A developer who had AI writing 25% of his code a year ago is now letting it handle 90%. He ditched his IDE too. Went back to Vi — a 50-year-old editor.
What Is This?
David Crawshaw is the co-founder of Tailscale. He's building exe.dev, an agent platform, and has been publishing real-world reports on AI coding agents for over a year. His first post got 919 HN points, the second 615, and this third installment hit 223 — making it one of the most honest practical reports in the developer community.
The key insight: agent harnesses (tools) barely changed in a year, but models improved dramatically. Crawshaw's own agent Sketch could do things six months ago that popular agents still can't do today. It's the model that matters, not the tooling.
He dismisses public benchmarks entirely — they've all been gamed to death. Instead, focus on qualitative changes. There was no dramatic GPT-2 moment, but steady improvements have compounded to the point where 90% of code can be delegated.
What's Actually Different?
The most shocking change is the death of IDEs. When Copilot launched in 2021, IDEs felt inevitable — autocomplete and inline edits made typing 50% more efficient. But four years later, in the agent era, IDEs are no longer necessary. Agents just need a terminal and access to your codebase.
| Copilot Era (2021-2024) | Agent Era (2025+) | |
|---|---|---|
| Primary tool | VS Code + Copilot | Terminal + Claude Code/Codex |
| Developer role | Writing code + AI assists | Code review + agent directing |
| AI contribution | 50% typing efficiency boost | Writes 90% of code directly |
| Time split | 50% reading / 50% writing | 95% reading / 5% writing |
| Editor | IDE required | Vi/Neovim is enough |
Another major shift: the sheer number of programs.
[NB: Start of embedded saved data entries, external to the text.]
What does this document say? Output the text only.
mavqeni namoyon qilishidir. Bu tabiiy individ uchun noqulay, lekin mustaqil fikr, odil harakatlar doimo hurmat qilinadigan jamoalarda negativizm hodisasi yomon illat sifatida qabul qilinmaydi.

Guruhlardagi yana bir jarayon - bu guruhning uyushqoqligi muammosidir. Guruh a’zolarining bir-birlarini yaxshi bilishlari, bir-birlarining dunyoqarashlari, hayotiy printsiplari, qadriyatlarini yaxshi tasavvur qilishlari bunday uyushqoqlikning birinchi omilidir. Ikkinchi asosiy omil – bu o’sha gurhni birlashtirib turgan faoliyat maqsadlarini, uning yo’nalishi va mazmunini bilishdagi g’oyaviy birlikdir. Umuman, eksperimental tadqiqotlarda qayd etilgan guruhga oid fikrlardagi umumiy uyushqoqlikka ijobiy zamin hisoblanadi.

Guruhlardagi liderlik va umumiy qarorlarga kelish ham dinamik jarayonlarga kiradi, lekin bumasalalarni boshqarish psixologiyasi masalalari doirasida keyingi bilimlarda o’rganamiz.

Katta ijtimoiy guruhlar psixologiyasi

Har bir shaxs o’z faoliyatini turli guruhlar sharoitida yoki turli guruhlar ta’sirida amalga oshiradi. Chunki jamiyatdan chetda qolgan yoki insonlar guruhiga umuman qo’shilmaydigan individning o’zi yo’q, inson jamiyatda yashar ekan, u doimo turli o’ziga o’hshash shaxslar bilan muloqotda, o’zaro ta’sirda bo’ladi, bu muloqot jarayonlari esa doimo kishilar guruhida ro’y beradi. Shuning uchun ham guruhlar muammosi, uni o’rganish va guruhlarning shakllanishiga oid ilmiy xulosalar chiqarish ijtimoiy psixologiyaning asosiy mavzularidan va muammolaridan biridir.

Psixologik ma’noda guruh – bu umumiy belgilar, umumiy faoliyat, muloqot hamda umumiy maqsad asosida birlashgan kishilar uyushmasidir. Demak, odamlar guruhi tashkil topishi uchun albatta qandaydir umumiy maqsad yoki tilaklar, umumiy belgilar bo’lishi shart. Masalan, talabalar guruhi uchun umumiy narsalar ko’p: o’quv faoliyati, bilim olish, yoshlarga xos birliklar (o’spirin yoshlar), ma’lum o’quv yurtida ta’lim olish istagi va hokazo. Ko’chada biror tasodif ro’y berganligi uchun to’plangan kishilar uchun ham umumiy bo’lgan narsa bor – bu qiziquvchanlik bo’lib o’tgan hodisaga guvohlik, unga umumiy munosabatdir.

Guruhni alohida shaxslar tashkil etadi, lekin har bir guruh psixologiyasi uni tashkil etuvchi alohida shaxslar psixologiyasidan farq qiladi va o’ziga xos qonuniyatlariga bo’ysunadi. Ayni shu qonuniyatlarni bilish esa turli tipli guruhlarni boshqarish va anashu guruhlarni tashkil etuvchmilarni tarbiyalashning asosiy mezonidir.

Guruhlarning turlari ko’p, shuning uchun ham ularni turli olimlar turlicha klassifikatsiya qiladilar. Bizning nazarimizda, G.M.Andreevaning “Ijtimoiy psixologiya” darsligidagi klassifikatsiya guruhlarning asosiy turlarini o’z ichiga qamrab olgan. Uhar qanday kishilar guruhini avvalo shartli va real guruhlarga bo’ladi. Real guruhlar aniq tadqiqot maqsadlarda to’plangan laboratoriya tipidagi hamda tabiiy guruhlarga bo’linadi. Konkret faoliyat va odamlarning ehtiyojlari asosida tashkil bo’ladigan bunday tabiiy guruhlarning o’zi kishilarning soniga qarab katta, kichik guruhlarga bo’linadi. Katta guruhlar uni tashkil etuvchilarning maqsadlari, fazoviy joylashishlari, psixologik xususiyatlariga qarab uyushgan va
Ideas that would've ended up in an Apple Note titled "TODO" — forgotten forever — are now actually getting built. Crawshaw says he's having more fun programming than ever because the programs he always wished he had time to write actually exist now.
The HN discussion pushed back hard. One developer said their coworkers produce untested slop with AI and it feels like "being gaslit." Many pointed out that coding speed was never the real bottleneck — PR reviews, CI/CD processes, and IAM permissions are. One comment summed it up: AI reduced a 5-day process to a 4.9-day process.
How to Get Started
- Use frontier models first
Crawshaw's strongest advice. Cheap models teach "wrong lessons." Agent capabilities keep shifting, and you need to know the latest frontier model's limits to judge what to delegate. - Ditch built-in sandboxes, use VMs
Claude Code's constant "may I run cat foo.txt?" prompts kill productivity. Spin up a fresh VM per session and let the agent work without constraints. - Practice reading code, not writing it
The time split has shifted to 95:5. Fast and accurate review of agent-generated code is the new core skill. - Remember: "The best software for an agent is whatever is best for a programmer"
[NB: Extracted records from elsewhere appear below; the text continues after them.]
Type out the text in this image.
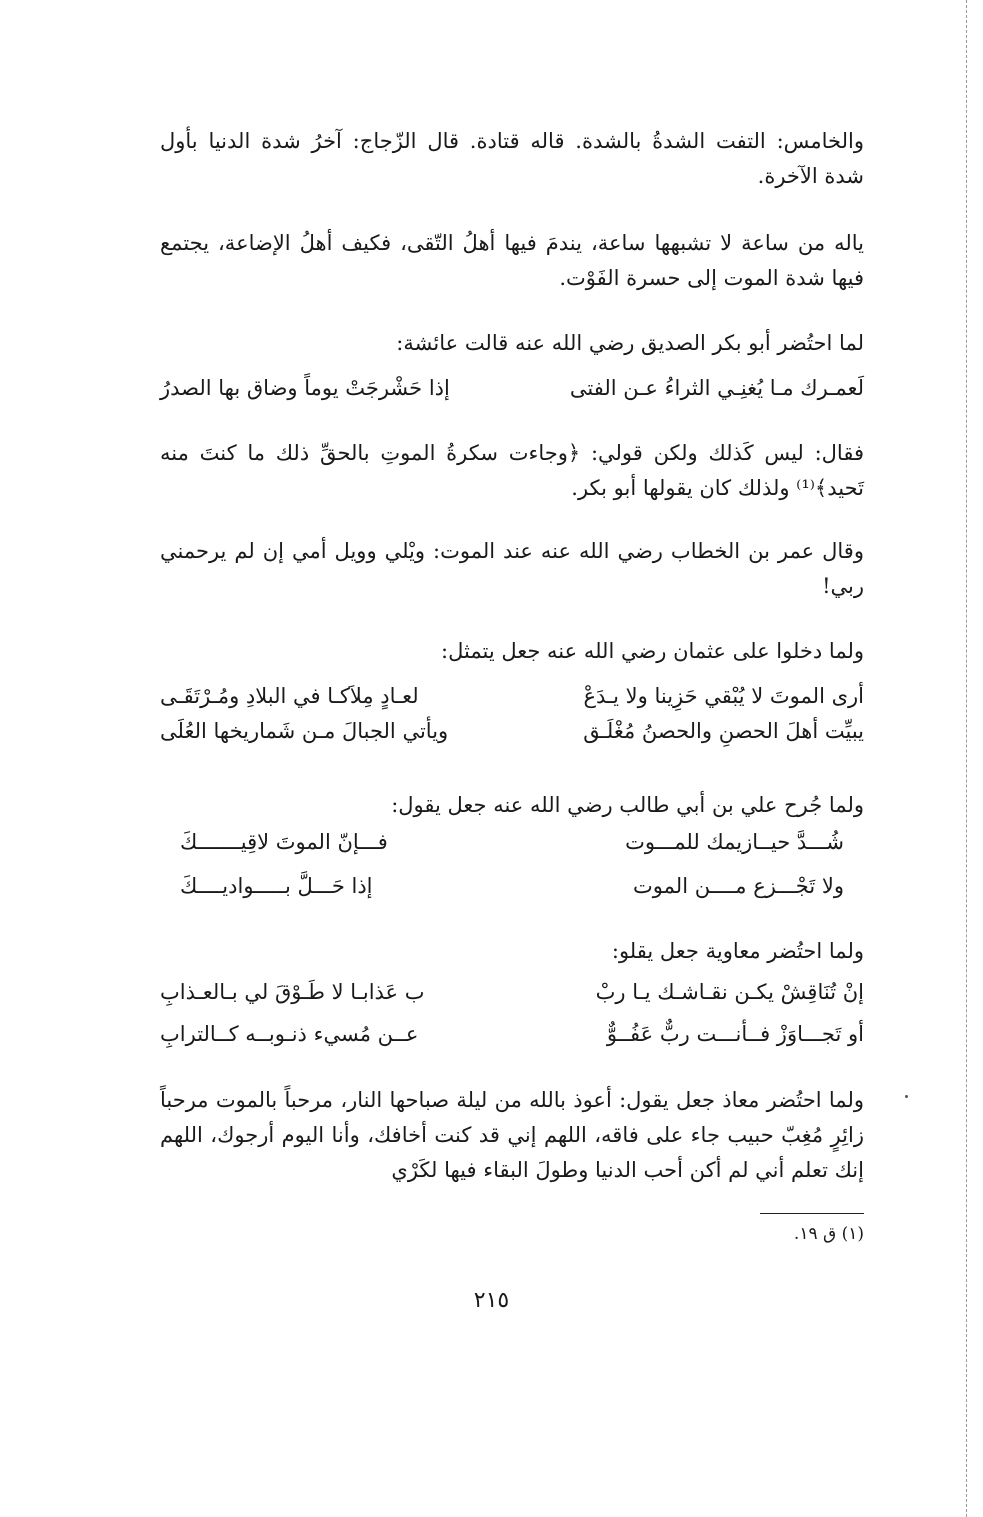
والخامس: التفت الشدةُ بالشدة. قاله قتادة. قال الزّجاج: آخرُ شدة الدنيا بأول شدة الآخرة.
ياله من ساعة لا تشبهها ساعة، يندمَ فيها أهلُ التّقى، فكيف أهلُ الإضاعة، يجتمع فيها شدة الموت إلى حسرة الفَوْت.
لما احتُضر أبو بكر الصديق رضي الله عنه قالت عائشة:
لَعمـرك مـا يُغنِـي الثراءُ عـن الفتى
إذا حَشْرجَتْ يوماً وضاق بها الصدرُ
فقال: ليس كَذلك ولكن قولي: ﴿وجاءت سكرةُ الموتِ بالحقِّ ذلك ما كنتَ منه تَحيد﴾⁽¹⁾ ولذلك كان يقولها أبو بكر.
وقال عمر بن الخطاب رضي الله عنه عند الموت: ويْلي وويل أمي إن لم يرحمني ربي!
ولما دخلوا على عثمان رضي الله عنه جعل يتمثل:
أرى الموتَ لا يُبْقي حَزِينا ولا يـدَعْ
لعـادٍ مِلاَكـا في البلادِ ومُـرْتَقَـى
يبيِّت أهلَ الحصنِ والحصنُ مُغْلَـق
ويأتي الجبالَ مـن شَماريخها العُلَى
ولما جُرح علي بن أبي طالب رضي الله عنه جعل يقول:
شُـــدَّ حيــازيمك للمـــوت
فـــإنّ الموتَ لاقِيـــــــكَ
ولا تَجْـــزع مــــن الموت
إذا حَـــلَّ بـــــواديــــكَ
ولما احتُضر معاوية جعل يقلو:
إنْ تُنَاقِشْ يكـن نقـاشـك يـا ربْ
ب عَذابـا لا طَـوْقَ لي بـالعـذابِ
أو تَجـــاوَزْ فــأنـــت ربٌّ عَفُــوٌّ
عــن مُسيء ذنـوبــه كــالترابِ
ولما احتُضر معاذ جعل يقول: أعوذ بالله من ليلة صباحها النار، مرحباً بالموت مرحباً زائِرٍ مُغِبّ حبيب جاء على فاقه، اللهم إني قد كنت أخافك، وأنا اليوم أرجوك، اللهم إنك تعلم أني لم أكن أحب الدنيا وطولَ البقاء فيها لكَرْي
(١) ق ١٩.
٢١٥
Crawshaw's core philosophy. When every customer has an agent, API and developer experience become the user experience. If you're building a product, start with the API.
Crawshaw's Stripe Sigma Example
Stripe launched a SQL query system (Sigma) with a built-in LLM assistant, but the API endpoint was still in private alpha. So Crawshaw gave his agent three sentences of instructions to build a complete ETL pipeline — Stripe API → local SQLite → custom queries. It solved his problem better than Stripe's own product.
Reality Check from HN
Agent experience varies wildly. Power users like Crawshaw see 10x productivity, but most developers haven't reached that level yet. Without completely redesigning your workflow around agents, just switching tools won't deliver the promised gains.